After receiving his PhD, Dr. Mueller moved to Syracuse to be a Field Naturalist and Instructor in Zoology at the Roosevelt Wildlife Station through the New York State College of Forestry, which is now known as the SUNY College of Environmental Science and Forestry. He obtained the rank of Assistant Professor in 1929 and Associate Professor in 1938, and, after 1930, he simultaneously served as a Lecturer in Parasitology at the Syracuse University College of Medicine. While at the Roosevelt Wildlife Station, he studied parasites in Oneida Lake fishes, and his research of cultivation in vitro and discovery of the sparganum growth factor started when he found Spirometra mansonoides, a pseudophyllid cestode, in local cats and its sparaganum larva in water snakes. He utilized his artistic background to partner with Ward’s Natural Science Establishment, Inc. to create the Mueller-Ward Models, which covered 16 zoological subjects through 118 models.
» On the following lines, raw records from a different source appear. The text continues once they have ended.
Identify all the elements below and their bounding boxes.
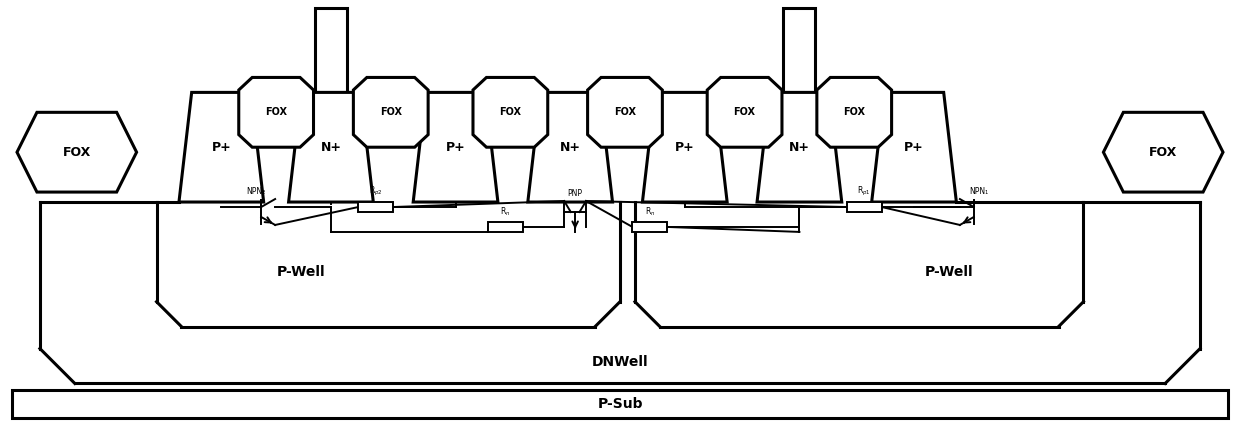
Polygon shape [1104, 112, 1223, 192]
Bar [12, 390, 1228, 418]
Text: NPN₁: NPN₁ [970, 187, 988, 196]
Text: N+: N+ [559, 141, 580, 154]
Text: FOX: FOX [1149, 146, 1177, 159]
Bar [632, 222, 667, 232]
Text: FOX: FOX [265, 107, 288, 117]
Text: FOX: FOX [63, 146, 91, 159]
Polygon shape [707, 78, 782, 147]
Polygon shape [758, 92, 842, 202]
Bar [487, 222, 523, 232]
Text: P-Well: P-Well [925, 265, 973, 279]
Text: P+: P+ [445, 141, 465, 154]
Polygon shape [289, 92, 373, 202]
Text: P-Sub: P-Sub [598, 398, 642, 411]
Polygon shape [179, 92, 264, 202]
Polygon shape [17, 112, 136, 192]
Text: FOX: FOX [379, 107, 402, 117]
Text: N+: N+ [320, 141, 341, 154]
Text: PNP: PNP [568, 189, 583, 198]
Polygon shape [239, 78, 314, 147]
Polygon shape [413, 92, 498, 202]
Polygon shape [528, 92, 613, 202]
Text: R$_n$: R$_n$ [500, 206, 511, 218]
Bar [784, 8, 816, 147]
Text: DNWell: DNWell [591, 354, 649, 368]
Text: P-Well: P-Well [277, 265, 325, 279]
Polygon shape [817, 78, 892, 147]
Text: FOX: FOX [734, 107, 755, 117]
Text: P+: P+ [904, 141, 924, 154]
Text: NPN₂: NPN₂ [247, 187, 265, 196]
Text: FOX: FOX [843, 107, 866, 117]
Polygon shape [872, 92, 956, 202]
Polygon shape [642, 92, 727, 202]
Text: FOX: FOX [614, 107, 636, 117]
Polygon shape [472, 78, 548, 147]
Polygon shape [353, 78, 428, 147]
Text: R$_{p2}$: R$_{p2}$ [370, 185, 383, 198]
Bar [358, 202, 393, 212]
Bar [847, 202, 882, 212]
Text: R$_{p1}$: R$_{p1}$ [857, 185, 870, 198]
Text: R$_n$: R$_n$ [645, 206, 655, 218]
Text: P+: P+ [212, 141, 231, 154]
Bar [315, 8, 347, 147]
Text: FOX: FOX [500, 107, 521, 117]
Text: P+: P+ [675, 141, 694, 154]
Text: N+: N+ [789, 141, 810, 154]
Polygon shape [588, 78, 662, 147]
Dr. Mueller left the Roosevelt Wildlife Station in 1943 to be an Associate Professor of Microbiology at Syracuse University. After SUNY acquired the Syracuse University College of Medicine, Dr. Mueller went on to become the Chairman of the Microbiology Department at SUNY Upstate Medical Center between 1954 and 1957 and a Professor of Microbiology between 1956 and 1972. His numerous publications included the widely circulated “Nature of Tropical Diseases,” and he traveled extensively in Asia and Central and South America for his research. He was well-known in the field of parasitology after serving as the editor of the Journal of Parasitology between 1962 and 1978 and as President of the American Society of Parasitologists in 1973. Later in life, he continued to study the sparganum growth factor and received various honors, including a Scholar in Residence appointment by SUNY, an honorary membership to the Helminthological Society of Washington, and election as President of the American Society of Parasitologists. He received an honorary Doctor of Science from SUNY Upstate Medical University in 1991 and died on April 2, 1993 at the age of 90.
Scope of Collection
This collection contains photographs and scrapbooks from Justus F. Mueller that relate to his research and career as a Professor of Microbiology at Syracuse University and SUNY.